Hans-Heinrich Dieter

Merkels klare Worte   (18.11.2014)

 

Bundeskanzlerin Merkel hat im Zusammenhang mit dem G20-Gipfel in Brisbane beim Lowy-Institut für internationale Politik eine außenpolitische Rede in klaren Worten gehalten. Sie sagte unter anderem: "Die Ukraine-Krise ist wahrlich keineswegs allein eine regionale Angelegenheit. Nein, an diesem Beispiel sehen wir: sie betrifft uns alle." und "Es geht ja nicht nur um die Ukraine. Es geht um Moldawien, es geht um Georgien, wenn es so weiter geht ..., muss man bei Serbien fragen, muss man bei den Westbalkanstaaten fragen." Sie brachte außerdem ihre Auffassung zum Ausdruck, dass Russland im alten Denken verharre, wenn es die Ukraine unter Zwang in seiner Einflusssphäre halten wolle und so internationales Recht mit Füßen trete. "Das stellt nach den Schrecken zweier Weltkriege und dem Ende des Kalten Krieges die europäische Friedensordnung insgesamt infrage. Und es findet seine Fortsetzung in der russischen Einflussnahme zur Destabilisierung der Ostukraine." Und als Zeitzeugin fügt sie an, dass sie keine Wiederbelebung der DDR-Zeiten wolle, als ohne Moskaus Zustimmung keinerlei Bewegung möglich gewesen sei, denn das sei mit den westlichen Werten nicht vereinbar. Sie spricht aber auch den Aggressor Putin selbst an. Der verweigere eine Konfliktlösung im gegenseitigen Respekt und mit demokratischen und rechtsstaatlichen Mitteln. Er setze auf das angebliche Recht des Stärkeren und missachte die Stärke des Rechts.
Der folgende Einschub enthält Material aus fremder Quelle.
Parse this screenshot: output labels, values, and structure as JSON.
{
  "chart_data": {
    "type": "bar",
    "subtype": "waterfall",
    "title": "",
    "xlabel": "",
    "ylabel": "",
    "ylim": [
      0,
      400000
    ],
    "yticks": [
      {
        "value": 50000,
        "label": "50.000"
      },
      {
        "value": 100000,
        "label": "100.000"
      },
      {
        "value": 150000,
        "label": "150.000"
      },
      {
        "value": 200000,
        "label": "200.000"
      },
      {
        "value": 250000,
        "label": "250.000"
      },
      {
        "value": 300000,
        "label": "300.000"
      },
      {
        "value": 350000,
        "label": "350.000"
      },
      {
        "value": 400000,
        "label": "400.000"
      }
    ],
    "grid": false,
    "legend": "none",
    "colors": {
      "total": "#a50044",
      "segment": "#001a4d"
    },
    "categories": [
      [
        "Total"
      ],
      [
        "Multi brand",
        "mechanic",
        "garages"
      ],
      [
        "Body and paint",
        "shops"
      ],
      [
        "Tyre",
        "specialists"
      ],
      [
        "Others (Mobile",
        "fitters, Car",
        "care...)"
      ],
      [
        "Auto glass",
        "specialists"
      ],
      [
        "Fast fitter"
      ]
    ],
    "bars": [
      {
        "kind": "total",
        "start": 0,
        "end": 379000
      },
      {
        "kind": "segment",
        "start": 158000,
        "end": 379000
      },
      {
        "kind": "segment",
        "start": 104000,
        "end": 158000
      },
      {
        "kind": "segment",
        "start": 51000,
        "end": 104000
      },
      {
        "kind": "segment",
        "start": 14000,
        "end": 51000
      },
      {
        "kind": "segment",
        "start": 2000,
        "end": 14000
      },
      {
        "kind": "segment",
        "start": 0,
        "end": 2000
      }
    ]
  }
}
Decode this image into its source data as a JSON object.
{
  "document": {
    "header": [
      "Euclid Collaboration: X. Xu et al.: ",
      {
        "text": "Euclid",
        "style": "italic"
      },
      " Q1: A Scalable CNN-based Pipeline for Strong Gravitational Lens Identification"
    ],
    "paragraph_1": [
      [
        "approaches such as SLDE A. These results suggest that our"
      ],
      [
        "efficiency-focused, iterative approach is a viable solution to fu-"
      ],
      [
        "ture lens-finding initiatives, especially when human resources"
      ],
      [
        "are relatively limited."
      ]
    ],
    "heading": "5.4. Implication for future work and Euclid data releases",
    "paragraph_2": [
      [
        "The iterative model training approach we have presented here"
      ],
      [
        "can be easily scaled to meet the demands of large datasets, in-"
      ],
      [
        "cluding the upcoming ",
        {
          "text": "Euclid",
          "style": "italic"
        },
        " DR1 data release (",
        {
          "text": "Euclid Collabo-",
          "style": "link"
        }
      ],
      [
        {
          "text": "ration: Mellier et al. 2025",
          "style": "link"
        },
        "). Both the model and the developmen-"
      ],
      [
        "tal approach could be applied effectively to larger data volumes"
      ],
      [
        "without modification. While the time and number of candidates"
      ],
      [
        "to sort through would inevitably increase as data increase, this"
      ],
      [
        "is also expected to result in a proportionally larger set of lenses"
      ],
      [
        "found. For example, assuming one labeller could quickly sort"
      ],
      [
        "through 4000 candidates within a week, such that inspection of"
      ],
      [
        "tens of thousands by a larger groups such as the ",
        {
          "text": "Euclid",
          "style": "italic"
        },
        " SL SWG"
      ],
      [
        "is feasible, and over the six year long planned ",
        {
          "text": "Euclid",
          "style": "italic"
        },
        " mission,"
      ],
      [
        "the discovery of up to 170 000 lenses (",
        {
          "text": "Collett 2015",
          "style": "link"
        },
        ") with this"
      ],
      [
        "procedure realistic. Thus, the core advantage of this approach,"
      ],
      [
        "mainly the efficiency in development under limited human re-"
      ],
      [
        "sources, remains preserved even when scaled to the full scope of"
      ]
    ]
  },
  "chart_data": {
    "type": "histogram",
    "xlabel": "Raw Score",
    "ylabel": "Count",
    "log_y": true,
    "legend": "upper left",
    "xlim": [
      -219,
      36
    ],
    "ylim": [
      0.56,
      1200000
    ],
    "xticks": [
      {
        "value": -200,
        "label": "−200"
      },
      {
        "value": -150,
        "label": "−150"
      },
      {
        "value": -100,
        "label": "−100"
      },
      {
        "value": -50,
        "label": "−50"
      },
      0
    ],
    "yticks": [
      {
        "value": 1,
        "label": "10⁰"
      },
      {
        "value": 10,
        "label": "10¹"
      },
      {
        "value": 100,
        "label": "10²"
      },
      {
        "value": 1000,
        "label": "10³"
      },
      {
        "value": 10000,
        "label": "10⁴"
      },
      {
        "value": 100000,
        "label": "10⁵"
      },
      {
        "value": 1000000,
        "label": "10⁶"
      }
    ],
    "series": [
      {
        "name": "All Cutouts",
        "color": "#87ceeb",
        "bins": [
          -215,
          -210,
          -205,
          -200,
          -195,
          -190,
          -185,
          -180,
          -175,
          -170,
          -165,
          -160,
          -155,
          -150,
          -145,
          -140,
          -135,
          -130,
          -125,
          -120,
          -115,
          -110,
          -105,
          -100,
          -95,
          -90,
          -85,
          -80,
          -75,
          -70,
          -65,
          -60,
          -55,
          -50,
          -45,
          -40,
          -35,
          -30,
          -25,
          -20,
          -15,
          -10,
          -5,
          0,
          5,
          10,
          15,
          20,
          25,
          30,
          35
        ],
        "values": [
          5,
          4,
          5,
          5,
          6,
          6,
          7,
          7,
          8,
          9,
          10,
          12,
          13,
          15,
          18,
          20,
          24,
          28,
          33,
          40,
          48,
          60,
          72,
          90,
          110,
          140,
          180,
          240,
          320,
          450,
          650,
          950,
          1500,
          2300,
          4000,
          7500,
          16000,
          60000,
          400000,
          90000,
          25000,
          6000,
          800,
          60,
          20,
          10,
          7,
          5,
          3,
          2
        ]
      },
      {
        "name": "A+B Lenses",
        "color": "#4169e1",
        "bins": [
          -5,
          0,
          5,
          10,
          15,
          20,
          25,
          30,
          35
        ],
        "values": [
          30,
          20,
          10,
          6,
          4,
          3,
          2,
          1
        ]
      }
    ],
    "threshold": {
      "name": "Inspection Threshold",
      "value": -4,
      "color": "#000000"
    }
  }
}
Die klaren Worte und unmissverständlichen Beurteilungen der russischen Politik sollen aber nicht als das Ende des politischen Dialogs verstanden werden, denn Merkel betont, dass die Europäische Union gemeinsam mit den Vereinigten Staaten nichts unversucht lassen werde, mit Russland zu einer diplomatischen Lösung zu kommen.

Viele Medien sind aufgeschreckt und halten Merkels Rede für eine Frustreaktion, für eine Folge von Verärgerung einer desillusionierten Politikerin, die mit ihrem Latein am Ende sei. Frust und Verärgerung sind keine vernünftigen Kategorien in der internationalen Politik. Richtig und wichtig ist aber sicherlich, dass Kanzlerin Merkel ihre Illusionen verloren hat. Wer sich in etwa 40 Telefongesprächen ohne Erfolg um friedliche ausgleichende Lösungen bemüht, beweist einen langen Atem und ausgeprägte Toleranz. Merkel musste aber immer wieder zur Kenntnis nehmen, dass Putin dreist lügt, sich an Vereinbarungen nicht hält und Europa und die NATO - trotz jahrzehntelanger Entspannungs- und Kooperationspolitik, trotz Grundakte und NATO-Russland-Rat - nicht als Partner sondern als Gegner begreift, die seine neoimperialistische Neu-Russland-Politik behindern. Illusionen sind in der Politik gefährlich, gut dass Kanzlerin Merkel sie überwunden hat. Jetzt ist dann allerdings der Zeitpunkt gekommen, wo sie von ihrer Richtlinienkompetenz Gebrauch machen und dem immer noch illusionsgeleiteten deutschen Außenminister Vorgaben für seine hektischen diplomatischen Bemühungen machen muss.

Beim gestrigen Außenministertreffen wurden weitere Sanktionen gegenüber Russland zunächst ausgeschlossen, es kommt allerdings auch nicht zu Lockerungen bisheriger Sanktionen. Heute reist Steinmeier nach Kiew und Moskau, um erneut zu vermitteln. In Moskau trifft der deutsche Außenminister auf Putins Wadenbeißer Lawrow, deswegen hat er schon vor zu hohen Erwartungen gewarnt. Man muss hoffen, dass er sich nicht - unter der Hand - für die klaren Worte, die eindeutigen Botschaften und die richtige Analyse der Kanzlerin entschuldigen will, um seine "Gesprächskanäle" geschmeidiger offen halten zu können.